Thankfully, multiple initiatives have been introduced to authenticate senders, detect unwanted messages, blacklist known spammers, and create a web of trust. Email is relatively mature these days. Clients are stable and most organizations have standardized on a handful of reliable servers (the 800 pound gorillas being Microsoft’s Office 365 / Exchange and Google’s Gmail).
Most people organize their email into one or more mailboxes. Intuitively, you may think of these like folders, but mailbox is the technical term. There are also third-party extensions like Google’s “tags”, but email clients always query and interact with organizational constructs as mailboxes.
2. Email Protocols and Standards
The standards for email are defined via dozens of Request for Comment (RFC) publications, the earliest dating back to 1973.
- Simple Mail Transfer Protocol (SMTP) defines how emails are transmitted between servers. When your email client goes to send a message, it connects to an SMTP server, likely authenticates, sends metadata about the message, then sends the message itself. The SMTP server you connected to likely isn’t the final destination for your message. It then negotiates via DNS where each recipient’s copy of the message should be sent. It forwards the message through one or more intermediary mail transfer agents until it finally reaches its destination SMTP server. Ultimately, the destination determines what to do with the message, which in most scenarios is put in a mailbox called your Inbox. SMTP allowed us to send the message, but we need another protocol to receive and interact with it.
- Post Office Protocol (POP) was formerly the most popular mechanism for interacting with mailboxes. It’s third version was the watermark, leading many to refer to the protocol as POP3. When receiving email, your client connects to the POP server, authenticates similarly to SMTP, requests and receives messages, then disconnects.POP is a fairly straightforward protocol without many bells or whistles. POP allows for your email client to download full or partial messages by ID or date, but it doesn’t allow for structured organization of your messages. Instead, POP either expects you to leave all of your messages clumped together on the server as your “INBOX”, or it expects you download everything and clear it each time you check for messages. The latter approach is impractical when the average user has multiple email clients across their desktop, mobile devices, and webmail. POP is fine for writing simple email-checking programs, but IMAP is universally better and more capable.
- Internet Message Access Protocol (IMAP) is how most email clients interact with servers.

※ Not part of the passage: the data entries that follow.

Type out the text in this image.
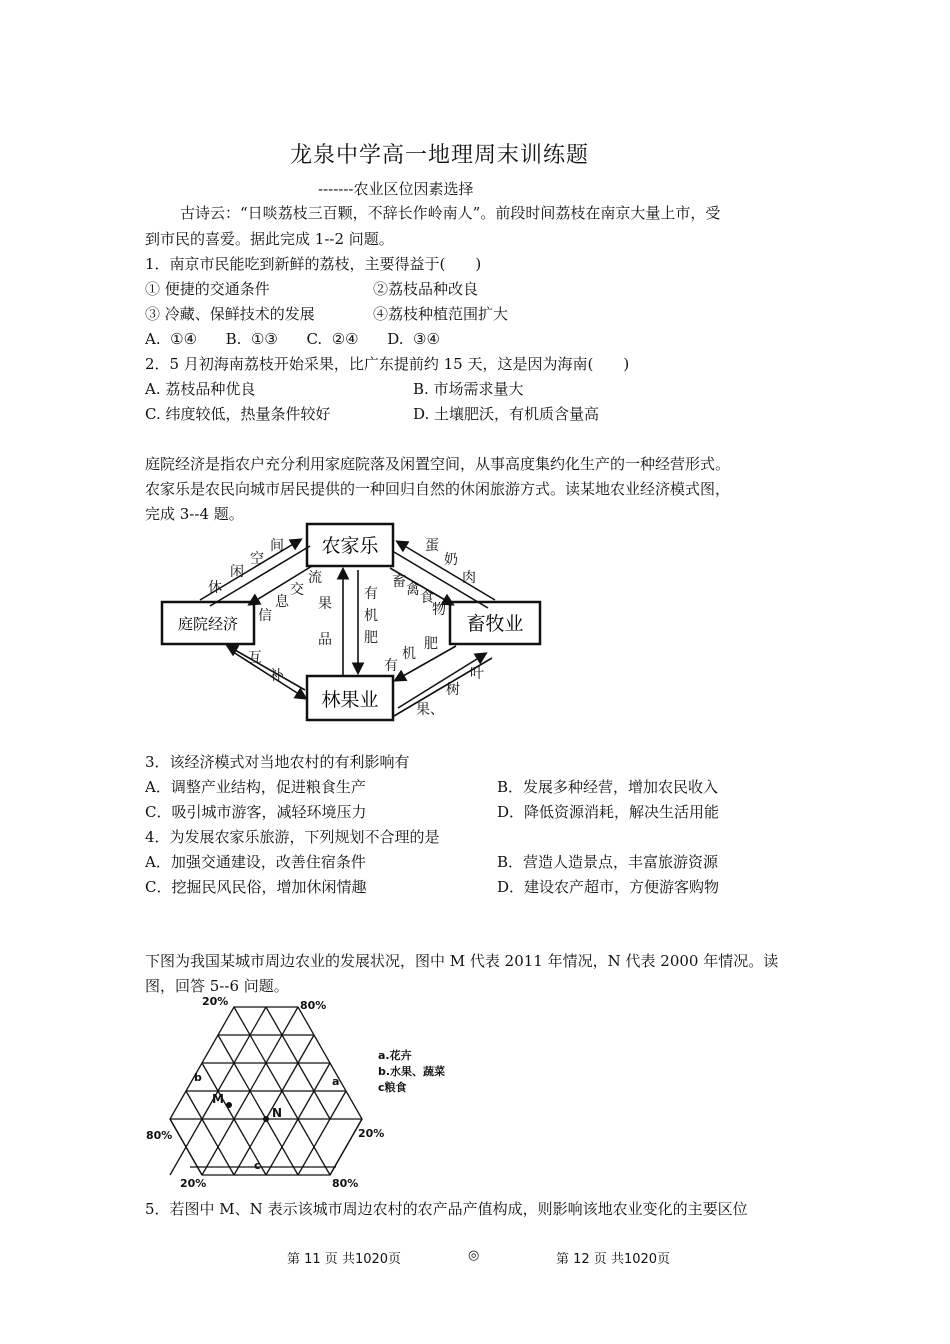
龙泉中学高一地理周末训练题
-------农业区位因素选择
古诗云：“日啖荔枝三百颗，不辞长作岭南人”。前段时间荔枝在南京大量上市，受
到市民的喜爱。据此完成 1--2 问题。
1．南京市民能吃到新鲜的荔枝，主要得益于(　　)
① 便捷的交通条件	②荔枝品种改良
③ 冷藏、保鲜技术的发展	④荔枝种植范围扩大
A.  ①④      B.  ①③      C.  ②④      D.  ③④
2．5 月初海南荔枝开始采果，比广东提前约 15 天，这是因为海南(　　)
A. 荔枝品种优良	B. 市场需求量大
C. 纬度较低，热量条件较好	D. 土壤肥沃，有机质含量高
庭院经济是指农户充分利用家庭院落及闲置空间，从事高度集约化生产的一种经营形式。
农家乐是农民向城市居民提供的一种回归自然的休闲旅游方式。读某地农业经济模式图，
完成 3--4 题。
农家乐
庭院经济	畜牧业
林果业
休
闲
空
间
信
息
交
流
果
品
有
机
肥
畜 禽 食
物
蛋
奶
肉
互
补
有
机
肥
叶
树
果、
3．该经济模式对当地农村的有利影响有
A．调整产业结构，促进粮食生产	B．发展多种经营，增加农民收入
C．吸引城市游客，减轻环境压力	D．降低资源消耗，解决生活用能
4．为发展农家乐旅游，下列规划不合理的是
A．加强交通建设，改善住宿条件	B．营造人造景点，丰富旅游资源
C．挖掘民风民俗，增加休闲情趣	D．建设农产超市，方便游客购物
下图为我国某城市周边农业的发展状况，图中 M 代表 2011 年情况，N 代表 2000 年情况。读
图，回答 5--6 问题。
20%	80%
80%	20%
20%	80%
b	a
c
M
N
a.花卉
b.水果、蔬菜
c粮食
5．若图中 M、N 表示该城市周边农村的农产品产值构成，则影响该地农业变化的主要区位
第 11 页 共1020页	◎	第 12 页 共1020页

IMAP does everything that POP does, while allowing for hierarchical mailboxes, message persistence, server-side searching, and real-time notifications of new messages. It follows the same authentication conventions of SMTP and POP. IMAP supports long-term connections that stay alive and “IDLE”. IMAP is the backbone of any email software. You’ll use it to download full messages or individual components such as attachments or message headers. It will allow you to organize and search countless messages at once.

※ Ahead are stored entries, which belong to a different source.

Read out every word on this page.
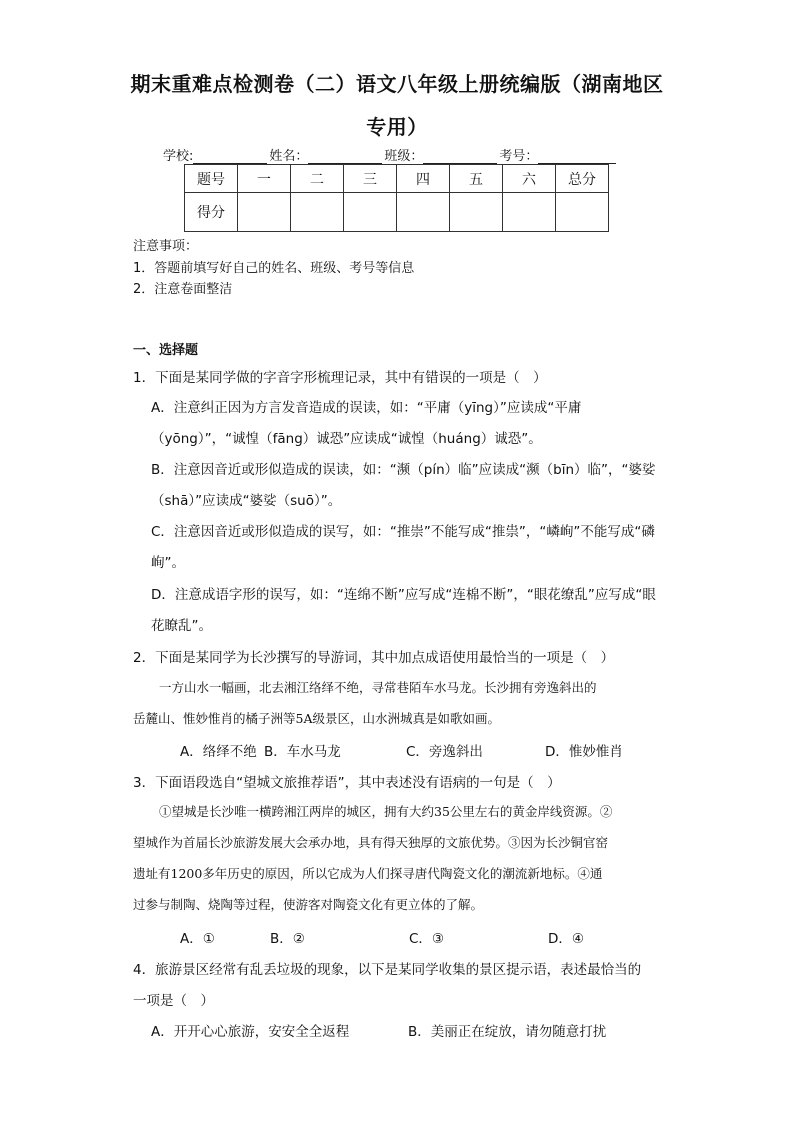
期末重难点检测卷（二）语文八年级上册统编版（湖南地区
专用）
学校:	姓名：	班级：	考号：
题号	一	二	三	四	五	六	总分
得分							
注意事项：
1．答题前填写好自己的姓名、班级、考号等信息
2．注意卷面整洁
一、选择题
1．下面是某同学做的字音字形梳理记录，其中有错误的一项是（　）
A．注意纠正因为方言发音造成的误读，如：“平庸（yīng）”应读成“平庸
（yōng）”，“诚惶（fāng）诚恐”应读成“诚惶（huáng）诚恐”。
B．注意因音近或形似造成的误读，如：“濒（pín）临”应读成“濒（bīn）临”，“婆娑
（shā）”应读成“婆娑（suō）”。
C．注意因音近或形似造成的误写，如：“推崇”不能写成“推祟”，“嶙峋”不能写成“磷
峋”。
D．注意成语字形的误写，如：“连绵不断”应写成“连棉不断”，“眼花缭乱”应写成“眼
花瞭乱”。
2．下面是某同学为长沙撰写的导游词，其中加点成语使用最恰当的一项是（　）
一方山水一幅画，北去湘江络绎不绝，寻常巷陌车水马龙。长沙拥有旁逸斜出的
岳麓山、惟妙惟肖的橘子洲等5A级景区，山水洲城真是如歌如画。
A．络绎不绝 B．车水马龙	C．旁逸斜出	D．惟妙惟肖
3．下面语段选自“望城文旅推荐语”，其中表述没有语病的一句是（　）
①望城是长沙唯一横跨湘江两岸的城区，拥有大约35公里左右的黄金岸线资源。②
望城作为首届长沙旅游发展大会承办地，具有得天独厚的文旅优势。③因为长沙铜官窑
遗址有1200多年历史的原因，所以它成为人们探寻唐代陶瓷文化的潮流新地标。④通
过参与制陶、烧陶等过程，使游客对陶瓷文化有更立体的了解。
A．①	B．②	C．③	D．④
4．旅游景区经常有乱丢垃圾的现象，以下是某同学收集的景区提示语，表述最恰当的
一项是（　）
A．开开心心旅游，安安全全返程	B．美丽正在绽放，请勿随意打扰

- Exchange ActiveSync is a proprietary protocol used by Microsoft’s enterprise email and device management platforms. While there are documented APIs, working directly with ActiveSync is cumbersome and not recommended for most situations.
- Proprietary APIs exist and are becoming more popular. Google provides an OAuth web service that wraps the complexity of email. It’s a good option for many web developers, but not portable across email providers.

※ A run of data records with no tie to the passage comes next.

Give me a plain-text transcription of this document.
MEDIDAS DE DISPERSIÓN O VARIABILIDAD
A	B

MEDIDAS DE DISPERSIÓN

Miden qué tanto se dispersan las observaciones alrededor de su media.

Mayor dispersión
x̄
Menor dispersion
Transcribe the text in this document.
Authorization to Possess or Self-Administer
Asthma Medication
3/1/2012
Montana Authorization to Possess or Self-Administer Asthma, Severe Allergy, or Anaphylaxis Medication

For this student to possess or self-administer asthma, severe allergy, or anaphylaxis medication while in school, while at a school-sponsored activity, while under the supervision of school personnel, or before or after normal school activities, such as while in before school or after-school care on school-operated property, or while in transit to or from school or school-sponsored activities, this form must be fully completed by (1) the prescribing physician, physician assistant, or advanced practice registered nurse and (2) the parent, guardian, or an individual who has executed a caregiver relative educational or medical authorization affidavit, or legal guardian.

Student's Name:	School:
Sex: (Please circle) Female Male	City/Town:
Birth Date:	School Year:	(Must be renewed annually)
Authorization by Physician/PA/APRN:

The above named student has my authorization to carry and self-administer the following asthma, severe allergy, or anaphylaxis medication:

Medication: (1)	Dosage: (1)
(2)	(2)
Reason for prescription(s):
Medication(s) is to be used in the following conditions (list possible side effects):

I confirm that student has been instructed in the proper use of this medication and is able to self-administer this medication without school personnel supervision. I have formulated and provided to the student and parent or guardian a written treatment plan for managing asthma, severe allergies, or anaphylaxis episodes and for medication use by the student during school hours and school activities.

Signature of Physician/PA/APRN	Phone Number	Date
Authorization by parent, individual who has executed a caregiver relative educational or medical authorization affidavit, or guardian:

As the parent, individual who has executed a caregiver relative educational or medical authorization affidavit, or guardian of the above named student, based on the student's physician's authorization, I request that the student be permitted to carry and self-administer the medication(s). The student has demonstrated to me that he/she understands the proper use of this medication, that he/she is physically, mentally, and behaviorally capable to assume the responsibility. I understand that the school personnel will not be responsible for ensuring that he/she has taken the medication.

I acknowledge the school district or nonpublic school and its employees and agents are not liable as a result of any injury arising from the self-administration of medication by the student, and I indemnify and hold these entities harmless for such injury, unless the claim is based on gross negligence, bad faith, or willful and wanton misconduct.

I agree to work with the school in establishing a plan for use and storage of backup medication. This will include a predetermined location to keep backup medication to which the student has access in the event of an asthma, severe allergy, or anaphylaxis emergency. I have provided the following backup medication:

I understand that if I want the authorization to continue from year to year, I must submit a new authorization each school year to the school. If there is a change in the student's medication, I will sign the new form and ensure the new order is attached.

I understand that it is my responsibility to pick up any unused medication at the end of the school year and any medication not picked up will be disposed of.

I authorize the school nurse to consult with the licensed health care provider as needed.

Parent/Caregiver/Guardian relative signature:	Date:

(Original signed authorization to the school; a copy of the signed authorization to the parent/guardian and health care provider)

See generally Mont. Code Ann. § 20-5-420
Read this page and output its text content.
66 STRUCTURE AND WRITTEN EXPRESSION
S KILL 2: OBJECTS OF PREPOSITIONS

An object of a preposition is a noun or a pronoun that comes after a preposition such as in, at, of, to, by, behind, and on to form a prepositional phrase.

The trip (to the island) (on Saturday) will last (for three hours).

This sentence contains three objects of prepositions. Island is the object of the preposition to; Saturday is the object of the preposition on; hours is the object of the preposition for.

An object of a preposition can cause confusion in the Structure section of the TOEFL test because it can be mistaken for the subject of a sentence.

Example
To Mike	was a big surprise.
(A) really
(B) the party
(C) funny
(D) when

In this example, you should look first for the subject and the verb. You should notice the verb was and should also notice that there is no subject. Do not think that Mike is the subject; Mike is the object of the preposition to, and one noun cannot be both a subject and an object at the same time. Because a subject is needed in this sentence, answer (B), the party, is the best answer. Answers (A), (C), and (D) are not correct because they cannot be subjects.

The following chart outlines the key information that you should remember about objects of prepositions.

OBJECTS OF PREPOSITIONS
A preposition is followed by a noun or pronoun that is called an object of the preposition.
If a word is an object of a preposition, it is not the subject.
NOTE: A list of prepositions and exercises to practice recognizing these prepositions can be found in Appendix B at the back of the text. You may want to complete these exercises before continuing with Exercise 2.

- Multipurpose Internet Mail Extensions (MIME) are standards that define how extended characters are transmitted, attachments are embedded, and how complex messages such as calendar invites are formed. MIME is a very complex envelope system that contains multiple archives of message parts. The majority of messages sent today use MIME to either contain attachments, embedded images, or multiple views for HTML and text-only mail readers. MIME can be incredibly complex to work with, and is best left to mature libraries.
- Simple Authentication and Security Layer (SASL) is a framework for authentication via challenges and responses. Authentication handshakes range from “PLAIN” for simple cleartext password exchange, “OAUTHBEARER” for federated authentication, to salted authentication mechanisms like “SCRAM”.